Wondering, Will moved forward as if to warm himself, and did as
he was told. Staring at the leaping flames of the enormous log fire in the hearth, he ran his fingers gently over the Sign of Iron, the Sign of Bronze, the Sign of Wood, the Sign of Stone. He spoke to the fire, not as he had done long ago, when challenged to put it out, but as an Old One, out of Gramarye. He spoke to it of the red fire in the king's hall, of the blue fire dancing over the marshes, of the yellow fire lighted on the beacon hills for Beltane and Hallowe'en; of wild-fire and need-fire and the cold fire of the sea; of the sun and of the stars. The flames leaped. His fingers reached the end of their journey round the last Sign. He looked up. He looked, and he saw . . .

. . . he saw, not the genial muddle of collected villagers in a tall, panelled modern room, lit by electric standard lamps, but the great candle-shadowed stone hall, with its tapestry hangings and high vaulted roof, that he had seen once before, a world ago.

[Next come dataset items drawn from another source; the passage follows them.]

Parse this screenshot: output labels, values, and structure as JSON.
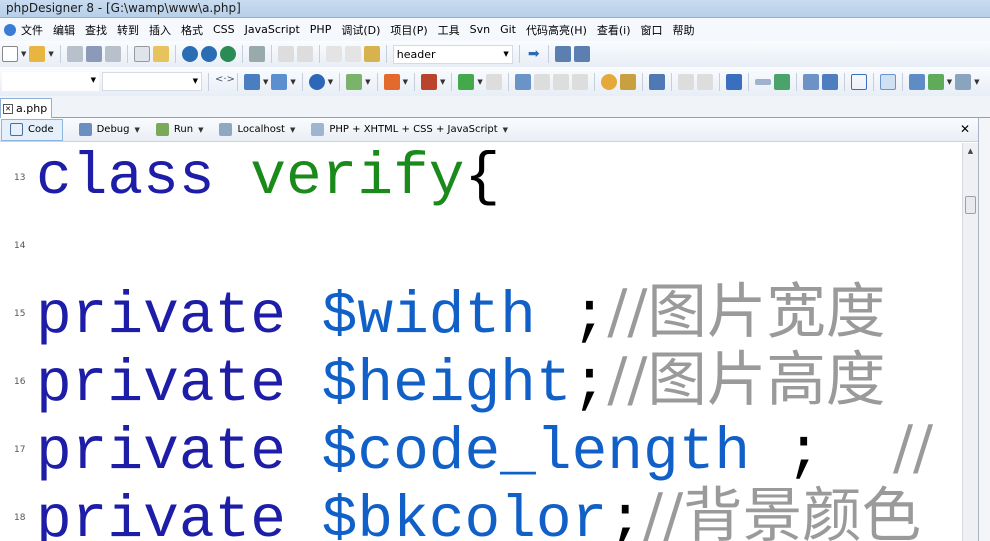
{
  "window": {
    "title": "phpDesigner 8 - [G:\\wamp\\www\\a.php]"
  },
  "menu": [
    "文件",
    "编辑",
    "查找",
    "转到",
    "插入",
    "格式",
    "CSS",
    "JavaScript",
    "PHP",
    "调试(D)",
    "项目(P)",
    "工具",
    "Svn",
    "Git",
    "代码高亮(H)",
    "查看(i)",
    "窗口",
    "帮助"
  ],
  "toolbar": {
    "search_value": "header"
  },
  "tabs": [
    {
      "label": "a.php"
    }
  ],
  "viewbar": {
    "code": "Code",
    "debug": "Debug",
    "run": "Run",
    "localhost": "Localhost",
    "language": "PHP + XHTML + CSS + JavaScript"
  },
  "editor": {
    "lines": [
      {
        "n": "13",
        "parts": [
          [
            "kw",
            "class "
          ],
          [
            "cls",
            "verify"
          ],
          [
            "pn",
            "{"
          ]
        ]
      },
      {
        "n": "14",
        "parts": []
      },
      {
        "n": "15",
        "parts": [
          [
            "kw",
            "private "
          ],
          [
            "var",
            "$width "
          ],
          [
            "pn",
            ";"
          ],
          [
            "cm",
            "//图片宽度"
          ]
        ]
      },
      {
        "n": "16",
        "parts": [
          [
            "kw",
            "private "
          ],
          [
            "var",
            "$height"
          ],
          [
            "pn",
            ";"
          ],
          [
            "cm",
            "//图片高度"
          ]
        ]
      },
      {
        "n": "17",
        "parts": [
          [
            "kw",
            "private "
          ],
          [
            "var",
            "$code_length "
          ],
          [
            "pn",
            ";  "
          ],
          [
            "cm",
            "//"
          ]
        ]
      },
      {
        "n": "18",
        "parts": [
          [
            "kw",
            "private "
          ],
          [
            "var",
            "$bkcolor"
          ],
          [
            "pn",
            ";"
          ],
          [
            "cm",
            "//背景颜色"
          ]
        ]
      }
    ]
  },
  "colors": {
    "keyword": "#1d1da8",
    "class_name": "#1a8a1a",
    "variable": "#1060c8",
    "comment": "#9a9a9a"
  }
}
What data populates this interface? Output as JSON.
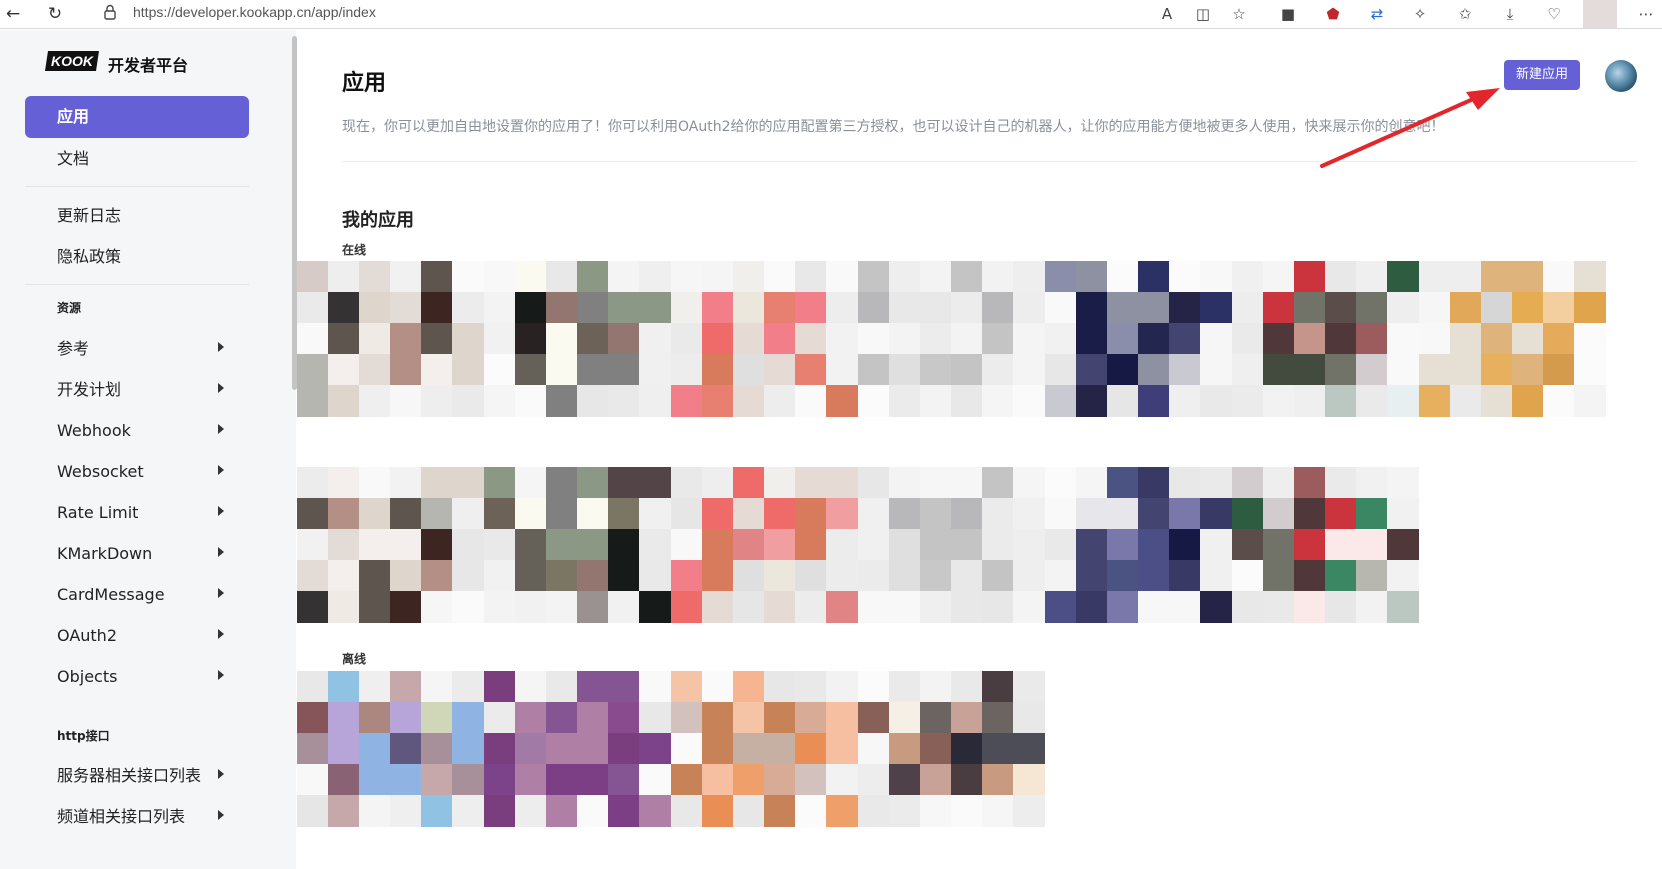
{
  "browser": {
    "url": "https://developer.kookapp.cn/app/index"
  },
  "sidebar": {
    "logo_text": "KOOK",
    "platform_name": "开发者平台",
    "items": [
      {
        "label": "应用",
        "active": true
      },
      {
        "label": "文档"
      },
      {
        "label": "更新日志"
      },
      {
        "label": "隐私政策"
      }
    ],
    "section_resources": "资源",
    "resource_items": [
      {
        "label": "参考"
      },
      {
        "label": "开发计划"
      },
      {
        "label": "Webhook"
      },
      {
        "label": "Websocket"
      },
      {
        "label": "Rate Limit"
      },
      {
        "label": "KMarkDown"
      },
      {
        "label": "CardMessage"
      },
      {
        "label": "OAuth2"
      },
      {
        "label": "Objects"
      }
    ],
    "section_http": "http接口",
    "http_items": [
      {
        "label": "服务器相关接口列表"
      },
      {
        "label": "频道相关接口列表"
      }
    ]
  },
  "main": {
    "title": "应用",
    "new_app_button": "新建应用",
    "description": "现在，你可以更加自由地设置你的应用了！你可以利用OAuth2给你的应用配置第三方授权，也可以设计自己的机器人，让你的应用能方便地被更多人使用，快来展示你的创意吧！",
    "my_apps_title": "我的应用",
    "online_label": "在线",
    "offline_label": "离线",
    "online_app_count": 13,
    "offline_app_count": 4
  },
  "colors": {
    "accent": "#6660d6",
    "annotation_arrow": "#e3262b"
  }
}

He looked up from the log fire that was the same fire, but blazing now in a different hearth, and he saw as before, out of the past, the two heavy carved chairs, one on either side of the fireplace. In the chair on the right sat Merriman, cloaked, and in the chair on the left sat a figure whom he had last seen, not a day before, lying on a bier as if dead. He bent quickly and knelt at the old lady's feet. “Madam,” he said.

She touched his hair gently. “Will.”

“I am sorry for breaking the circle, that first time,” he said. “Are you — well — now?”

“Everything is well,” she said in her soft clear voice. “And will be, if we can win the last battle for the Signs.”

“What must I do?”

“Break the power of the cold. Stop the snow and cold and frost. Release this country from the hold of the Dark. All with the next of the circle, the Sign of Fire.”

Will looked at her helplessly. “But I haven't got it. I don't know how.”

“One sign of fire you have with you already. The other waits. In its winning, you will break the cold. But before that, our own circle of flame must be completed, that is an echo of the Sign, and to do that you must take power away from the Dark.” She pointed to the
great wrought-iron ring of candle-sockets on the table, the circle quartered by a cross. As she raised her arm, the light glinted on the rose ring on her hand. The outer ring of candles was complete, twelve white columns burning exactly as they had when Will was last in the hall. But the cross-arms still stood empty-socketed; nine holes gaped.

Will stared at them unhappily. This part of his quest left him in despair. Nine great enchanted candles, to come out of nowhere. Power to be seized from the Dark. A Sign that he had already, without knowing it. Another that he must find without knowing where or how.

“Have courage,” the old lady said. Her voice was faint and tired; when Will looked at her, he saw that she herself seemed faint in outline, as if she were no more than a shadow. He reached out his hand in concern, but she drew back her arm. “Not yet. . . . There is another kind of work to be done yet, too. . . . You see how the candles burn, Will.” Her voice dwindled, then rallied. “They will show you.”